Proponho-me colecionar aqui certos costumes antigos que me vêm à memória. Entre eles, alguns nós conservamos; outros divergem dos nossos. Ante o espetáculo dessas mudanças contínuas das coisas humanas, nossa inteligência talvez se aclare e nosso julgamento se torne mais estável.
Dizemos combater com capa e espada. Isso já se praticava no tempo dos romanos, e César diz: “envolvem a mão esquerda no saio e puxam a espada”.
Os antigos tomavam banhos cotidianos, antes das refeições
e os tomavam tão seguidamente quanto nós lavamos as mãos.
A principio apenas lavavam os braços e as pernas. Mais tarde, porém
(e isso durou séculos e se propagou por toda a parte) mergulhavam
completamente nus em banhos acrescidos de substâncias perfumadas.

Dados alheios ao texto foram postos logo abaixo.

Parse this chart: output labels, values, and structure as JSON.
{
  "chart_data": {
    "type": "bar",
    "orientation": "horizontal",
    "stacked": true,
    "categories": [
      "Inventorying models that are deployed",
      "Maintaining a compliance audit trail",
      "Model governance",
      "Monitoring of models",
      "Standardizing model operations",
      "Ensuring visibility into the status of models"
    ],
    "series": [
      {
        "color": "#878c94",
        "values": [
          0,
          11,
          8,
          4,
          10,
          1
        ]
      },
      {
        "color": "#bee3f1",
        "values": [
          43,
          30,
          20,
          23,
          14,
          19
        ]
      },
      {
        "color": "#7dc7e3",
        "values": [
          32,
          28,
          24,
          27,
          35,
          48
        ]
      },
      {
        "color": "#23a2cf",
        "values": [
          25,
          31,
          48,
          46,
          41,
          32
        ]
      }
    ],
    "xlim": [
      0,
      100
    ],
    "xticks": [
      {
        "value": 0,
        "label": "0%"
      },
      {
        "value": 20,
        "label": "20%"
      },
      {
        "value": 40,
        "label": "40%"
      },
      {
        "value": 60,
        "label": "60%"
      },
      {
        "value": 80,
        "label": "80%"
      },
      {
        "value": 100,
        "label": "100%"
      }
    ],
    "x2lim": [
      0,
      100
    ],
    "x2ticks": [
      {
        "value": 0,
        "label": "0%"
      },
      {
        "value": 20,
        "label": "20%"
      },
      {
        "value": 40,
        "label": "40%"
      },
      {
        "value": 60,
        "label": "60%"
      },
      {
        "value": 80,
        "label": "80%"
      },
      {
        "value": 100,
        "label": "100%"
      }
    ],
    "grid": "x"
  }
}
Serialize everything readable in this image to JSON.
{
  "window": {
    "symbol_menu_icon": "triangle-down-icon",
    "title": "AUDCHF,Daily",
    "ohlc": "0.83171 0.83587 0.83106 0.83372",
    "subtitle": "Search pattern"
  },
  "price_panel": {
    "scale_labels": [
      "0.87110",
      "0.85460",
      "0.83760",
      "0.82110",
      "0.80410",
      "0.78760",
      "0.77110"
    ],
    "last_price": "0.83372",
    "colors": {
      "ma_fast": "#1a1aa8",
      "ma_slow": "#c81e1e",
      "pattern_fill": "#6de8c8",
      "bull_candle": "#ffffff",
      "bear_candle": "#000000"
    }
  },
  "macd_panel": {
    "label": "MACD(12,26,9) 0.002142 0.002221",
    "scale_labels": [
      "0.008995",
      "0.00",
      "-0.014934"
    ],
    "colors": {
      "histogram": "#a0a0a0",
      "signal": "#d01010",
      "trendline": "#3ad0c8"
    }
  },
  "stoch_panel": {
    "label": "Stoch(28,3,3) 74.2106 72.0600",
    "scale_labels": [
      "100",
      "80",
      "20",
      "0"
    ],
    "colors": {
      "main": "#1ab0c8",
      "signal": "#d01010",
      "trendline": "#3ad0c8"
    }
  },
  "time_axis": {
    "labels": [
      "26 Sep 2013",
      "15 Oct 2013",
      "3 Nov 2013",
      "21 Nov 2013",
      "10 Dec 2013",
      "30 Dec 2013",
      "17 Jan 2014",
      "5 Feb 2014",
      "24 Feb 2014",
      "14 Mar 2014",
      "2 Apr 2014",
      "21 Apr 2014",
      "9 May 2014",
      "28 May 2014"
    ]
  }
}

Empregar água natural era prova de grande simplicidade. As pessoas
particularmente delicadas e requintadas perfumavam todo o corpo ao menos
3 ou 4 vezes por dia. Arrancavam todos os pêlos como nossas mulheres
se acostumaram a fazer com os da fronte, de algum tempo para cá:
“tens o peito, as pernas e os braços depilados” (Marcial) e os arrancavam,
embora possuíssem ungüentos para o mesmo fim: “Unta a
pele de ungüento depilatório ou a embebe em giz derretido em
vinagre”(Marcial). Gostavam de deitar-se em leitos muito moles e consideravam
prova de austeridade fazê-lo em colchões. Comiam reclinados
sobre camas, mais ou menos como os turcos atualmente: “Então, de
cima do leito, assim falou Enéias” (Virgílio). Dizem que
desde a batalha de Farsália, em sinal de luto pelo péssimo
estado dos negócios públicos, Catão, o Jovem, comeu
sempre sentado, adotando uma vida austera.
Beijavam as mãos dos grandes para os homenagear e adular. E
beijavam-se entre amigos, como os venezianos: “e eu te saudarei com palavras
e beijos” (Virgílio). E tocavam os joelhos dos grandes a quem saudavam
ou de quem solicitavam alguma coisa. Pásicles, filósofo,
irmão de Crates, em vez de levar a mão ao joelho de alguém
a quem se dirigia, levou-as às partes genitais. Repelindo-o brutalmente
o outro, disse-lhe Pásacles: “Pois não achas que esta parte
do corpo vale tanto quanto qualquer outra?” Comiam frutas no fim da refeição,
como o fazemos também. Limpavam o cu (deixemos às mulheres
a vã superstição das palavras) com uma esponja; eis
por que o vocábulo spongia é obsceno em latim. Essa esponja
era fixada na extremidade de um bastão, como o prova a história
do indivíduo que, levado às arenas a fim de ser entregue
às feras, pediu para satisfazer suas necessidades e não tendo
outro meio de suicídio, enfiou a esponja e o bastão na garganta,
asfixiando-se.
Enxugavam o membro com tecido de lã perfumado depois de usá-lo:
“não te farei nada senão te lavar com esta toalha de lã”,
diz Marcial. Havia nos cruzamentos das ruas em Roma recipientes e meias-tinas
para que os passantes urinassem dentro: “Não raro os meninos, em
sonho, pensam erguer suas vestimentas diante da tina em que se urina” (Lucrécio).
(...)
Mesmo quando estavam nas salas em que tomavam seus banhos de vapor,
as mulheres recebiam visitas dos homens. E aí se entregavam aos
cuidados de seus criados, que lhes faziam massagem e as untavam: “um escravo,
com um avental de couro preto, aguarda tuas ordens, quando, nua, tomas
teu banho quente” (Marcial). Tinham certos pós para absorver o calor.
Os antigos gauleses, diz Sidônio Apolinário, usavam os
cabelos compridos na frente e curtos atrás, moda que vem sendo seguida
neste século de costumes efeminados e relaxados.
(...)
Para as senhoras de Argos e Roma, o branco era a cor do luto, como
entre nós até bem pouco tempo, costume que não se
devia ter abandonado, a meu ver.
Mas há livros inteiros sobre esses assuntos.